ラックストーン・レコード主人、山口'Gucci'佳宏がアート、和菓子、音楽などなど、徒然なるまま書き綴る、まさに雑記帳。

今日の美術展 [平成二十年四月二十日]

2008年04月20日 | fine arts
暖かではありますが、スッキリは晴れませんね。今日もやっぱり電車移動で鎌倉・葉山へ。(写真: 鏑木清方記念美術館では鉢植えの早咲き紫陽花がきれいに咲いていました。)

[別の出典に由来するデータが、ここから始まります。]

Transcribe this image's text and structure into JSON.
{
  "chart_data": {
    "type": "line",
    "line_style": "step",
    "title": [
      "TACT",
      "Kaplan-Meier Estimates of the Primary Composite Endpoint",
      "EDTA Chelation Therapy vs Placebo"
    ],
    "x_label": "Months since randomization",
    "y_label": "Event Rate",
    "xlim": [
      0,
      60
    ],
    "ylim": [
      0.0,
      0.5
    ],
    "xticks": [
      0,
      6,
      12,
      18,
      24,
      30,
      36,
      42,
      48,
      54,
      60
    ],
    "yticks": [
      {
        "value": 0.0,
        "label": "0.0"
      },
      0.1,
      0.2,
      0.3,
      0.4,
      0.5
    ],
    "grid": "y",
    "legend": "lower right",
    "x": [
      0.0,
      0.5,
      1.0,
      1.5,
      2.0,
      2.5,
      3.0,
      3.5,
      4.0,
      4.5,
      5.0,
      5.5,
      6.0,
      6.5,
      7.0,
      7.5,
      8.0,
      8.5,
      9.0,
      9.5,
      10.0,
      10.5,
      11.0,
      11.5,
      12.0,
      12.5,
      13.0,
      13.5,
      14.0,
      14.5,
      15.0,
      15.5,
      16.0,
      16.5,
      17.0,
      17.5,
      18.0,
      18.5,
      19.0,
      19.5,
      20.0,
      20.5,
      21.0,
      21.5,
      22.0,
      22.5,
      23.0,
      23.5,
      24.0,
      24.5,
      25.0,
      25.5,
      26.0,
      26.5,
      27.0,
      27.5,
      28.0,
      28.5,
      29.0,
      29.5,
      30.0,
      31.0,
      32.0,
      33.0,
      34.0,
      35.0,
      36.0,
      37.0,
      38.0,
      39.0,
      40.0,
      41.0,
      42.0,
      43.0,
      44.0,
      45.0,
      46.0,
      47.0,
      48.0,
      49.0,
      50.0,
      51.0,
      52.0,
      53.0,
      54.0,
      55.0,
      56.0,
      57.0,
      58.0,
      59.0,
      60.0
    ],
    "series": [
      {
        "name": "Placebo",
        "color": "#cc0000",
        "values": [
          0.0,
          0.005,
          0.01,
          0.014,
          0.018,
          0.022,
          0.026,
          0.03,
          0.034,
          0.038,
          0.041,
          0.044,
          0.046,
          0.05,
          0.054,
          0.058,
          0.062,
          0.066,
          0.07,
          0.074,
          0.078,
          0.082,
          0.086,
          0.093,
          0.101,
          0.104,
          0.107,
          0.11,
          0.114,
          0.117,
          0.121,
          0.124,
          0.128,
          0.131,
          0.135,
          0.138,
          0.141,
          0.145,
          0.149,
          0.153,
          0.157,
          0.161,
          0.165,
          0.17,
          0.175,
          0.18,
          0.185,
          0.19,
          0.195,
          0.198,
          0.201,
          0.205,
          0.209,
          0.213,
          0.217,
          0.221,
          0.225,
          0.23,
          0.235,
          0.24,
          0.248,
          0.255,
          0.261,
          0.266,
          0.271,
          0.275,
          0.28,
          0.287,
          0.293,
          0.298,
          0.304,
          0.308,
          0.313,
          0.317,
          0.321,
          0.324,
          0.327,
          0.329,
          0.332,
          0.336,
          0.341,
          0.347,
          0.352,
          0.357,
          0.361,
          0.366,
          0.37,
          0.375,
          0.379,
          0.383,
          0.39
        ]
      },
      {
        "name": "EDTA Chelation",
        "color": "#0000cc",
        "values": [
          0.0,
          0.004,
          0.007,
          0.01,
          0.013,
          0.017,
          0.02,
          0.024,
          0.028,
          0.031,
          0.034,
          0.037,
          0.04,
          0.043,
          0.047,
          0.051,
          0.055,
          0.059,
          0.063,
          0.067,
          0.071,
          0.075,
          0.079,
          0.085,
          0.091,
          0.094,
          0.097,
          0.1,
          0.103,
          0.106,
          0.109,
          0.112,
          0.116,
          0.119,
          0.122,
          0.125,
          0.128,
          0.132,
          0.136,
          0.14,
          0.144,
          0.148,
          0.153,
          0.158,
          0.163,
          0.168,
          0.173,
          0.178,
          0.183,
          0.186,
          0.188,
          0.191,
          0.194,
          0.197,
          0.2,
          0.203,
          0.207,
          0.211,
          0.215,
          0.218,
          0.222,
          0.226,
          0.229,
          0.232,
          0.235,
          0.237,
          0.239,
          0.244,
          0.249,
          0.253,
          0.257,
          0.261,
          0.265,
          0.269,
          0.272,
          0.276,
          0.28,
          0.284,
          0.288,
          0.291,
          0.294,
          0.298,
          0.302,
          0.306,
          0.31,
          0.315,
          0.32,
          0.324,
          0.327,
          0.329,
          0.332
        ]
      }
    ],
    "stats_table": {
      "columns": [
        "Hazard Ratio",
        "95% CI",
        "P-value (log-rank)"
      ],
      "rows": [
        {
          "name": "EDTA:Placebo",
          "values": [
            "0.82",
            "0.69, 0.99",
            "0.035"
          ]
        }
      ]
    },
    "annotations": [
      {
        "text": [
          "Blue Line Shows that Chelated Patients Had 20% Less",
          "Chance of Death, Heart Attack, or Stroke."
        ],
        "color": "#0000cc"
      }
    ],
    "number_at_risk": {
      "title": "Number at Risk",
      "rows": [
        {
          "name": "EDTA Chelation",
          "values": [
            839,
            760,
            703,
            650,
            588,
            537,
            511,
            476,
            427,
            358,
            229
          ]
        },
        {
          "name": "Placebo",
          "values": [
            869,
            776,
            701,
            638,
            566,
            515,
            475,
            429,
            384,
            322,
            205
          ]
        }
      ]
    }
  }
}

百花繚乱の絵画 於: 神奈川県立近代美術館葉山館・鎌倉館・鎌倉別館
神奈川県立近代美術館葉山館が開館5周年と言うことで鎌倉館・鎌倉別館と併せ、3館合同で展示を行っています。ここ神奈川県立近代美術館の約10,000点の収蔵作品の中から選りすぐった400点を一挙に見ることが出来ました。まさに日本近代絵画史に於ける名作家の名画ばかり、圧巻です。本当に素晴らしい作品ばかりで自分は中でもやはり鎌倉別館の日本画の展示に魅かれました。400点もの作品の内、特に印象に残ったのは鎌倉館では黒田清輝氏、久米民十郎氏など、鎌倉別館では伊東深水氏、川端龍子氏、狩野芳崖氏等、葉山館は現代美術が主体だったのであんまりでしたが、益田義信氏の作品でした。とにかく川端龍子氏、狩野芳崖氏、益田義信氏の作品にはシビれましたね。この展示、ひとりの作家の作品が数点並んでいることが多く、その画家の違う画風の絵画を一度に見ることが出来るので興味深かったです。これからの季節、鎌倉・葉山等、湘南散策にピッタリだと思います。素晴らしい作品を一挙に観ることが出来るこの美術展に是非、出掛けてみて下さい。お奨めします。

↓ 神奈川県立近代美術館 ↓
http://www.moma.pref.kanagawa.jp/museum/index.html

女性が惹かれた美人たち 第二期 清方の優美なる筆遣い 於: 鏑木清方記念美術館
鏑木清方氏が手懸けた多くの雑誌の口絵や表紙絵などを本画、下絵とともに展示していました。改めて感じましたが、鏑木清方氏が描いた女性は淡い色香を感じる美ですね。そして、とても儚く優しい。それと清方氏の画風はぼかしの技巧が絶妙だと思います。今回、展示された色刷口絵、石版の作品は石版ならではの少し滲んだ感じの画面に味があり、そして木版の作品は精緻な描写が表現され、どちらもそれぞれに清方氏の持ち味が出ていました。

↓ 鏑木清方記念美術館 ↓
http://www.kamakura-arts.or.jp/kaburaki/

山口蓬春・名画誕生の軌跡 - 本画と下図から探るその絵画の魅力 (前) 於: 山口蓬春記念館
山口蓬春氏の本画と下図を並べて展示した氏の創作活動が分るとても興味深い展示でした。文化勲章を受章された作品、連作《春・夏・秋・冬》の内、今回は《春・秋》二図の本画と下図を中心に様々な美しい作品が並んでいます。この前に見た鏑木清方氏の展示にも下図を見ることが出来ましたが、やはり綿密に下図や素描を描いているからこそ、整った構図できれいな色彩の素晴らしい絵が描けるのでしょう。一朝一夕では出来ないのです。凄いです。後期点の《夏・冬》二図を見るのが楽しみです。

↓ 山口蓬春記念館 ↓
http://www.jrtf.com/hoshun/

反主流の美学 考察 - 1960~1970年代のカウンター・カルチャー 於: Bunkamura Gallery
渋谷に戻り一軒、ギャラリーに寄りました。タイトルから分る様に1960~1970年代にあえてメイン・ストリームから外れて活動をしたアーティストの作品を紹介した展示です。そんな作品には時代や体制に対して斜に構えた姿勢、そこにはいつも鋭い感性、人間の直な心理や欲望などが表現されていると思います。ある意味、一番、身近に感じることの出来る芸術かもしれません。この展示には横尾忠則氏のポスター作品を筆頭に、その時期にアンダーでありながら最も尖っていたアートが並んでいます。自分の多感な時期を思いだす様な作品も多く、とても興味深い内容でした。中でも太田蛍一氏の作品には懐しい気持ちいっぱいでしたね。